AS A stock analyst with nearly two decades’ experience, Sasfin Bank’s Alec Abraham has seen a number of high-flying companies crash back to earth. In recent months, he became concerned about what he saw as an alarming shift in focus from the one-time darling of the clothing retail sector, Mr Price.
“For years, Mr Price’s philosophy was to provide designer fashion at an affordable price. It got them a prime slice of that higher income market, and it worked exceedingly well,” says Abraham.
He isn’t exaggerating: the company hit a sweet spot that few others were brave enough to try during the dark days of the late 1980s, when the economy was battling under PW Botha’s last kicks of grand apartheid.
At the time, founders Laurie Chiappini and Stewart Cohen had returned from a trip to the US with the plan to replicate the American cash-based factory shop idea — a somewhat radical proposition, as the dominant idea at the time was of a retail sector led by the likes of Edgars pushing credit.
In the end, what Chiappini and Cohen succeeded in doing was to launch one of SA’s great retail success stories. Shoppers flooded stores, seeking out Mr Price’s “on-trend” clothes which aimed to make “catwalk fashion accessible to customers at highly competitive prices”.

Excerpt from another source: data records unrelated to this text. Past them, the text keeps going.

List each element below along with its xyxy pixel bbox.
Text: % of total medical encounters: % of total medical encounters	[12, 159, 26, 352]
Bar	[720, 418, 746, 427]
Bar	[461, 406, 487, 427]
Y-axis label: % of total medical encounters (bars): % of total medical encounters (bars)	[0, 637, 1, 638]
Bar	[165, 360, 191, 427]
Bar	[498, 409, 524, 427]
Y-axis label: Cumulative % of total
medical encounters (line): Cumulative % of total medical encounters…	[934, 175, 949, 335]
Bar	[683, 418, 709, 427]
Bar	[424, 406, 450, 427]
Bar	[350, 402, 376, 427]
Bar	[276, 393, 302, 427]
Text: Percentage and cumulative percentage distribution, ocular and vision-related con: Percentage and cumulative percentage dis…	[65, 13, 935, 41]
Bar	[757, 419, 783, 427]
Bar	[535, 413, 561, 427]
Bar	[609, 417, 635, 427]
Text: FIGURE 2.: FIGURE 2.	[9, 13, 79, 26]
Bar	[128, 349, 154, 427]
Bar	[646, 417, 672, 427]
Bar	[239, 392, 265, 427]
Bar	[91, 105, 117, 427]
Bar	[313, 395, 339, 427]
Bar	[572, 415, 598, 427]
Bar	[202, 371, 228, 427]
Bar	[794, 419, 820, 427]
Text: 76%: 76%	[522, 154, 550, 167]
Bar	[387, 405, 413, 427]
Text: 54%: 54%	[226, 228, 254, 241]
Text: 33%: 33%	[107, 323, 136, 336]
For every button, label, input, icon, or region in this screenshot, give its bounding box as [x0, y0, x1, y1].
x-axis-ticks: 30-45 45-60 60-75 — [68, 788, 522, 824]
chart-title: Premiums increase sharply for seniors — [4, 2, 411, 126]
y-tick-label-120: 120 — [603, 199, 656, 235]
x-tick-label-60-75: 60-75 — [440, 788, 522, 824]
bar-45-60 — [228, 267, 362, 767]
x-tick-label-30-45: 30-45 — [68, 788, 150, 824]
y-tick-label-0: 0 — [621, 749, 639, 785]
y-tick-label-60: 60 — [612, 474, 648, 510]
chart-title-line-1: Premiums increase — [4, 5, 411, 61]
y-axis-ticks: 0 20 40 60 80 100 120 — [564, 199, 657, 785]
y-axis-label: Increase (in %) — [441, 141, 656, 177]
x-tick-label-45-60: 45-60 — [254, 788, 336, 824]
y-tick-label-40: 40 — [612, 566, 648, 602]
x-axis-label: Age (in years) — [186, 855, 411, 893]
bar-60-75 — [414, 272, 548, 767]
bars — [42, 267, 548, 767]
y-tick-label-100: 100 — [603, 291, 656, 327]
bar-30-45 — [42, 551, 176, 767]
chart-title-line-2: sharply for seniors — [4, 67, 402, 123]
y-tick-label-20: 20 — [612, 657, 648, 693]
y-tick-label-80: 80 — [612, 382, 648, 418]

And investors made a killing. In the past decade alone, Mr Price’s stock has provided a total return, including dividends, of 513%. For those who invested R10,000 in 1989, they’d now have R4.5m.
Yet despite this fantastic start, Mr Price seems to have lost its lustre. Its harshest critics think the company has lost its mojo.
“It seems to me,” says Abraham, “that Mr Price’s merchandise has become more mainstream. Sure, they’ve got more of the young, emerging black middle class into their stores, but they’ve lost a little bit of their differentiation, and alienated their higher-income customers”.
Such a step down would be risky, exposing a retailer to customers who are more at the mercy of a faltering economy.
To add to the pressure, a number of hot-shot foreign retailers have opened shop here, among them the Australian brand Cotton On, Sweden’s H&M and Spain’s Zara. These have struck a chord with shoppers.
Predictably, Mr Price’s brass disagreed with Abraham’s view. Though the company says its philosophy hasn’t changed, there certainly appears to have been a shift on the store floor.